I am trying to figure out a way to determine all possible combinations of rows within a DataFrame that are below a budget, so let's say I have a dataframe like this:
data = [['Bread', 9, 'Food'], ['Shoes', 20, 'Clothes'], ['Shirt', 15, 'Clothes'], ['Milk', 5, 'Drink'], ['Cereal', 8, 'Food'], ['Chips', 10, 'Food'], ['Beer', 15, 'Drink'], ['Popcorn', 3, 'Food'], ['Ice Cream', 6, 'Food'], ['Soda', 4, 'Drink']]
df = pd.DataFrame(data, columns = ['Item', 'Price', 'Type'])
df
Data
Item Price Type
Bread 9 Food
Shoes 20 Clothes
Shirt 15 Clothes
Milk 5 Drink
Cereal 8 Food
Chips 10 Food
Beer 15 Drink
Popcorn 3 Food
Ice Cream 6 Food
Soda 4 Drink
I want to find every combination that I could purchase for under a specific budget, let's say $35 for this example, while only getting one of each type. I'd like to get a new dataframe made up of rows for each combination that works with each item in its own column.
I was trying to do it using itertools.product, but this can combine and add columns, but what I really need to do is combine and add a specific column based on values in another column. I'm a bit stumped now.
Thanks for your help!
Here a way using powerset
recipe from itertools
with pd.concat
from itertools import chain, combinations
def powerset(iterable):
"powerset([1,2,3]) --> () (1,) (2,) (3,) (1,2) (1,3) (2,3) (1,2,3)"
s = list(iterable)
return chain.from_iterable(combinations(s, r) for r in range(len(s)+1))
df_groups = pd.concat([df.reindex(l).assign(grp=n) for n, l in
enumerate(powerset(df.index))
if (df.loc[l, 'Price'].sum() <= 35)])
Outputs a single dataframe with groups of product that meet $35 condition:
Item Price Type grp
0 Bread 9 Food 1
1 Shoes 20 Clothes 2
2 Shirt 15 Clothes 3
3 Milk 5 Drink 4
4 Cereal 8 Food 5
.. ... ... ... ...
3 Milk 5 Drink 752
4 Cereal 8 Food 752
7 Popcorn 3 Food 752
8 Ice Cream 6 Food 752
9 Soda 4 Drink 752
How many ways this came combined to meet $35 budget?

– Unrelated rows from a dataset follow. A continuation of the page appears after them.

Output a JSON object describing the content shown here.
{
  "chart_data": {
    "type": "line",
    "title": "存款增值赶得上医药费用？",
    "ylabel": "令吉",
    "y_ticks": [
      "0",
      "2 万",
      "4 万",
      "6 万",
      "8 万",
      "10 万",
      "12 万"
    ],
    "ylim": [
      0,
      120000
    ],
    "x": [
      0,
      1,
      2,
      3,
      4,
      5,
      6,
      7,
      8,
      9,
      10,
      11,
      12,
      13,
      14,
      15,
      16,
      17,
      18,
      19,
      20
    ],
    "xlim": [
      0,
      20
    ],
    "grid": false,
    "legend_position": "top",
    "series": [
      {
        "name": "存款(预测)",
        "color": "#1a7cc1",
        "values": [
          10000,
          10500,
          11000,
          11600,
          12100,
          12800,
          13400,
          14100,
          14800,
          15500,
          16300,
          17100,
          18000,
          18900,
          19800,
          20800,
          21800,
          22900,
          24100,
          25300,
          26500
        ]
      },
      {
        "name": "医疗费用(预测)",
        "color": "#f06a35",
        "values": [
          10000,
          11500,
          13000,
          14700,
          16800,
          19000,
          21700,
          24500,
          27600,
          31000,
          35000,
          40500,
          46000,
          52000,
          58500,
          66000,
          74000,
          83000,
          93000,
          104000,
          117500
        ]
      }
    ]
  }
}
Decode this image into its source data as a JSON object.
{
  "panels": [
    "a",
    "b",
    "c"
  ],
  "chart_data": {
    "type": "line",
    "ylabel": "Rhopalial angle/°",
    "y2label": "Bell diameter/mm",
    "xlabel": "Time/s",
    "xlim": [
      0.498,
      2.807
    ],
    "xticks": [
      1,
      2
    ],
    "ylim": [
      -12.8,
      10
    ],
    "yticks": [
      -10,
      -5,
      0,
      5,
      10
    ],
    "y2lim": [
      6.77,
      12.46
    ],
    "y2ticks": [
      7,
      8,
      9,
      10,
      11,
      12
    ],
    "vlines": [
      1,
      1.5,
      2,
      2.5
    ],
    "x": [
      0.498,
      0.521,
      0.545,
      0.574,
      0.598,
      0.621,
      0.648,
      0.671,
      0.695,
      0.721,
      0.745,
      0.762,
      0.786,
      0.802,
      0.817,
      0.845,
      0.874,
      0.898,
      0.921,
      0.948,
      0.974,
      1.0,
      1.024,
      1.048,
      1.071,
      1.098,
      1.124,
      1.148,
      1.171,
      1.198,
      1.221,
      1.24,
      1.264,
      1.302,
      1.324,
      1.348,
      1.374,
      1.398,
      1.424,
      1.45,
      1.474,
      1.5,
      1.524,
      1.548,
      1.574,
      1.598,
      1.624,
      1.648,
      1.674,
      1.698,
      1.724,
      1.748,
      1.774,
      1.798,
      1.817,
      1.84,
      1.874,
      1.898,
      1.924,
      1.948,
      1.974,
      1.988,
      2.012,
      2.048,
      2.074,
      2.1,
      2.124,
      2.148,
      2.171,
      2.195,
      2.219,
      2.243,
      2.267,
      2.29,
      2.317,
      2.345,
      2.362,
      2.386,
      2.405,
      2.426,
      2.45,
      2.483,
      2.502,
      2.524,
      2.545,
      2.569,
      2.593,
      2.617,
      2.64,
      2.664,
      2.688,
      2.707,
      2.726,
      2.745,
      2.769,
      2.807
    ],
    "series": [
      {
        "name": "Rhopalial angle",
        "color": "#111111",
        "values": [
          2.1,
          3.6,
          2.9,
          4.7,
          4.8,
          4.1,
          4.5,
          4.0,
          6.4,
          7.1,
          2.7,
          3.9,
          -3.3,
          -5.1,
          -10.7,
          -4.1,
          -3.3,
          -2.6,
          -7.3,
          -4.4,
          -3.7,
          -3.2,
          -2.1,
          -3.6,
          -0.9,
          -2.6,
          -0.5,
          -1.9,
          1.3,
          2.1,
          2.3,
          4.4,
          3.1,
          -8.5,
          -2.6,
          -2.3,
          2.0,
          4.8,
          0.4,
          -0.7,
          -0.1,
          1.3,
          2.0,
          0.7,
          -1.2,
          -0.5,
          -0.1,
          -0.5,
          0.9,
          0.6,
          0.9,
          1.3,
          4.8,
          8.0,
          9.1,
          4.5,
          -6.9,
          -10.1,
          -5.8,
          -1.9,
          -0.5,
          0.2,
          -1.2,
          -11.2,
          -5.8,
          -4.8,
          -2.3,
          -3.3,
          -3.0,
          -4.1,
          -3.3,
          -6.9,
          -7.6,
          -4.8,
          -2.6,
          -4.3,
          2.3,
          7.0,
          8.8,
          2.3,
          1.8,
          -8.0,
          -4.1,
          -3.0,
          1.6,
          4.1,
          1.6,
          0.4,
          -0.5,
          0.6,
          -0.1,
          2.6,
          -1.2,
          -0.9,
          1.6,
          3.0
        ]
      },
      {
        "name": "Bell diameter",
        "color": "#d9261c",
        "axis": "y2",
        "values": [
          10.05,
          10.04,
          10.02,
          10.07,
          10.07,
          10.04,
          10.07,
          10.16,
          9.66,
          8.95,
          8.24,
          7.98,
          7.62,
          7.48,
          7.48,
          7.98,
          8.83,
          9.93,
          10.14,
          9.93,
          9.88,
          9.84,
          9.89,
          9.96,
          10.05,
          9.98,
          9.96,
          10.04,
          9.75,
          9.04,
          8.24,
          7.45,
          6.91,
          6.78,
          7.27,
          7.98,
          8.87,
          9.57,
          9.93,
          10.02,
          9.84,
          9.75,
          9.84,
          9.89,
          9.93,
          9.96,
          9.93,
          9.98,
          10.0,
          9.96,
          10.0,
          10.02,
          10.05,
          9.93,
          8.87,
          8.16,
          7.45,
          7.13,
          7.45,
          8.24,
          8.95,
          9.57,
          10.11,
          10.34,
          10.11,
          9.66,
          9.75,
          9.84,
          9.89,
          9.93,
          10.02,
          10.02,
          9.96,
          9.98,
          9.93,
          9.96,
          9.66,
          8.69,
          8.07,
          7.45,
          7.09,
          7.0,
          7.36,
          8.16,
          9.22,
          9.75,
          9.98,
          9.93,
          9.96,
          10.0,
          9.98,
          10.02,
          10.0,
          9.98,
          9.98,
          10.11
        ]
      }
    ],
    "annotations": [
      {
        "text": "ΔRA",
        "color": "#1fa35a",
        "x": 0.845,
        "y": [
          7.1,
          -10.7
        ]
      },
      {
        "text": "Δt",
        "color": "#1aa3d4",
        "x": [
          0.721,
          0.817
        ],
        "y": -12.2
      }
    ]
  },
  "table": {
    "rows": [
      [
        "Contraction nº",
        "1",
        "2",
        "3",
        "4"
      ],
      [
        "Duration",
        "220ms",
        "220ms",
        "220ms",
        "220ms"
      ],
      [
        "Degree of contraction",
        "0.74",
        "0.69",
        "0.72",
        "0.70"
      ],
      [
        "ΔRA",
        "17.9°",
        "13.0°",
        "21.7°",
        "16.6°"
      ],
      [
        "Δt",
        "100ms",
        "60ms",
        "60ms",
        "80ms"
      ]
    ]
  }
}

df_groups['grp'].nunique()
Output:
258
Details:
There are a couple of tricks/methods that are used here. First, we are using the index of the dataframe to create groups of rows or items using powerset
. Next, we are using enumerate
to identify each group and with assign
creating a new column in a dataframe with that group number from enumerate.
df_groups = pd.concat([df.reindex(l).assign(grp=n) for n, l in
enumerate(powerset(df.index))
if ((df.loc[l, 'Price'].sum() <= 35) &
(df.loc[l, 'Type'].value_counts()==1).all())])
How many groups?
df_groups['grp'].nunique()
62
df_groups = pd.concat([df.reindex(l).assign(grp=n) for n, l in
enumerate(powerset(df.index))
if ((df.loc[l, 'Price'].sum() <= 35) &
(df.loc[l, 'Type'].value_counts()==1).all()&
(len(df.loc[l, 'Type']) == 3))])
How many groups?
df_groups['grp'].nunique()
21